Vor der Niedersachsenwahl stand fest: Fliegt die FDP aus dem Landtag oder retten sich die Liberalen nur knapp über die 5-Prozent-Hürde, ist Parteichef Philipp Rösler weg. Doch trotz einem Spitzenergebnis von fast 10 Prozent hat Rösler seinen Rücktritt angeboten. Jetzt macht er doch weiter. Das Gerangel an der Spitze zeigt, in welchem Zustand sich die FDP befindet.
Normalerweise wird parteiintern nach einem Rekordergebnis nicht über den Vorsitzenden gestritten. Doch schon die Nachwahlbefragungen zeigten, dass vor allem CDU-Wähler die FDP in den Landtag gehievt hatten. Vor allem die Grünen ätzten über die inhaltsleere Luftballonpartei FDP.
Rösler musste einsehen, dass ihn die Leihstimmen nicht retten, zumal es für Schwarz-Gelb am Ende nicht gereicht hat und es im Bundesrat zu einer schmerzhaften Verschiebung kommen wird. Mit Blick auf die Bundestagswahl im Herbst könnte das gute Ergebnis den Liberalen sogar eher schaden: Diesen Fehler wird die CDU kein zweites Mal machen.
Deshalb wollte Rösler auf dem Chefsessel Platz für Rainer Brüderle machen. So hatten sich das viele Liberale in der Dauerkrise gewünscht. Der Fraktionschef hatte selbst erstmals kurz vor der Landtagswahl den Dolch im Gewand aufblitzen lassen, als er sich dafür aussprach, den Parteitag vorzuziehen. Die beiden haben sich jetzt darauf verständigt, dass Brüderle die Partei in den Bundestagswahlkampf führen soll.
Aber hilft das der FDP? Brüderle wurde vor nicht einmal zwei Jahren abgesägt, als die Liberalen unter seiner Führung in Rheinland-Pfalz aus dem Landtag geflogen waren. Im Mai 2011 musste er den Posten als Bundeswirtschaftsminister räumen, weil Rösler als neuer Parteichef nicht Bundesgesundheitsminister bleiben wollte. Brüderle wurde mit dem Fraktionsvorsitz vertröstet.
Und jetzt ist er der neue Hoffnungsträger der FDP? Vielleicht soll er aber auch nur das Ergebnis der Bundestagswahl im Herbst abfangen. Die FDP könnte sich mittelfristig mit Christian Lindner wieder einmal neu aufstellen.

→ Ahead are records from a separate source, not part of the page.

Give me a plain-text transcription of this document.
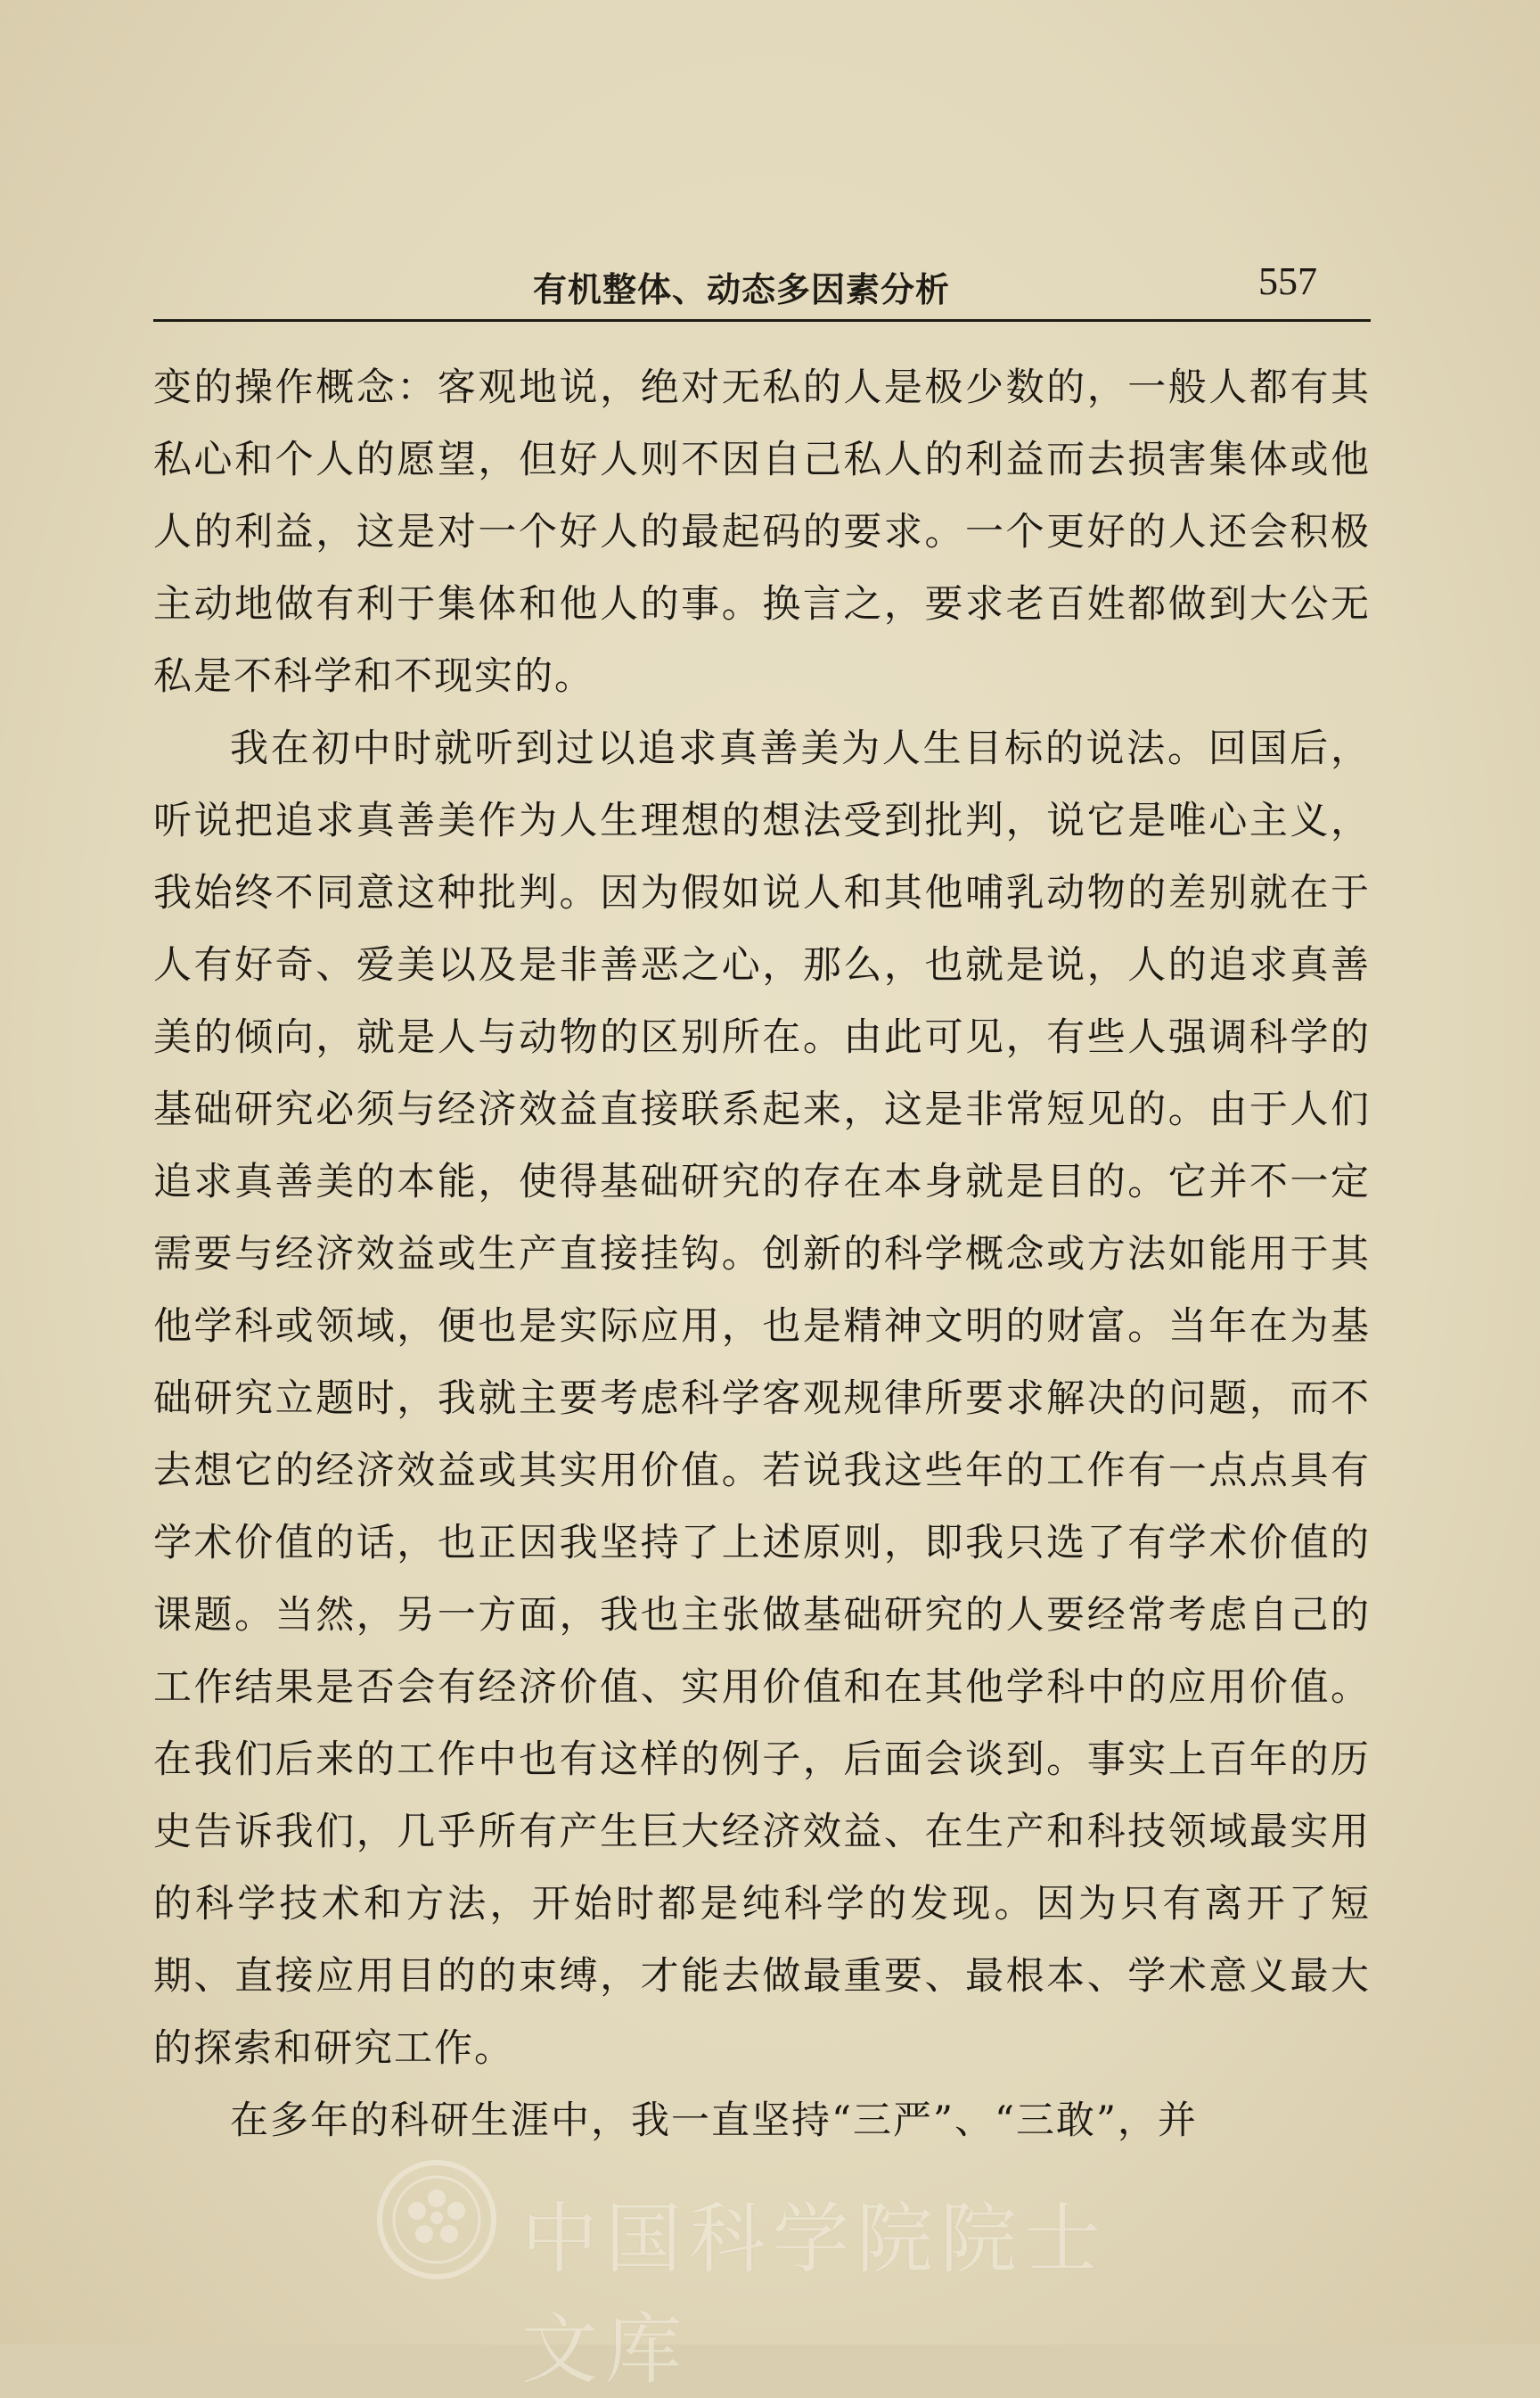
有机整体、动态多因素分析	557

变的操作概念：客观地说，绝对无私的人是极少数的，一般人都有其私心和个人的愿望，但好人则不因自己私人的利益而去损害集体或他人的利益，这是对一个好人的最起码的要求。一个更好的人还会积极主动地做有利于集体和他人的事。换言之，要求老百姓都做到大公无私是不科学和不现实的。

我在初中时就听到过以追求真善美为人生目标的说法。回国后，听说把追求真善美作为人生理想的想法受到批判，说它是唯心主义，我始终不同意这种批判。因为假如说人和其他哺乳动物的差别就在于人有好奇、爱美以及是非善恶之心，那么，也就是说，人的追求真善美的倾向，就是人与动物的区别所在。由此可见，有些人强调科学的基础研究必须与经济效益直接联系起来，这是非常短见的。由于人们追求真善美的本能，使得基础研究的存在本身就是目的。它并不一定需要与经济效益或生产直接挂钩。创新的科学概念或方法如能用于其他学科或领域，便也是实际应用，也是精神文明的财富。当年在为基础研究立题时，我就主要考虑科学客观规律所要求解决的问题，而不去想它的经济效益或其实用价值。若说我这些年的工作有一点点具有学术价值的话，也正因我坚持了上述原则，即我只选了有学术价值的课题。当然，另一方面，我也主张做基础研究的人要经常考虑自己的工作结果是否会有经济价值、实用价值和在其他学科中的应用价值。在我们后来的工作中也有这样的例子，后面会谈到。事实上百年的历史告诉我们，几乎所有产生巨大经济效益、在生产和科技领域最实用的科学技术和方法，开始时都是纯科学的发现。因为只有离开了短期、直接应用目的的束缚，才能去做最重要、最根本、学术意义最大的探索和研究工作。

在多年的科研生涯中，我一直坚持“三严”、“三敢”，并

中国科学院院士文库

Entmutigend an diesem Führungschaos ist aber vor allem der Blick auf die Bundesregierung: Rösler wird Wirtschaftsminister bleiben. Sein Vorgänger an der Parteispitze, Guido Westerwelle, ist ebenfalls noch immer Außenminister. Damit hat Bundeskanzlerin Angela Merkel (CDU) bald zwei Minister in ihrem Kabinett, denen die eigene Partei zwar nicht mehr die Führung, aber trotzdem die Leitung von Schlüsselressorts zutraut.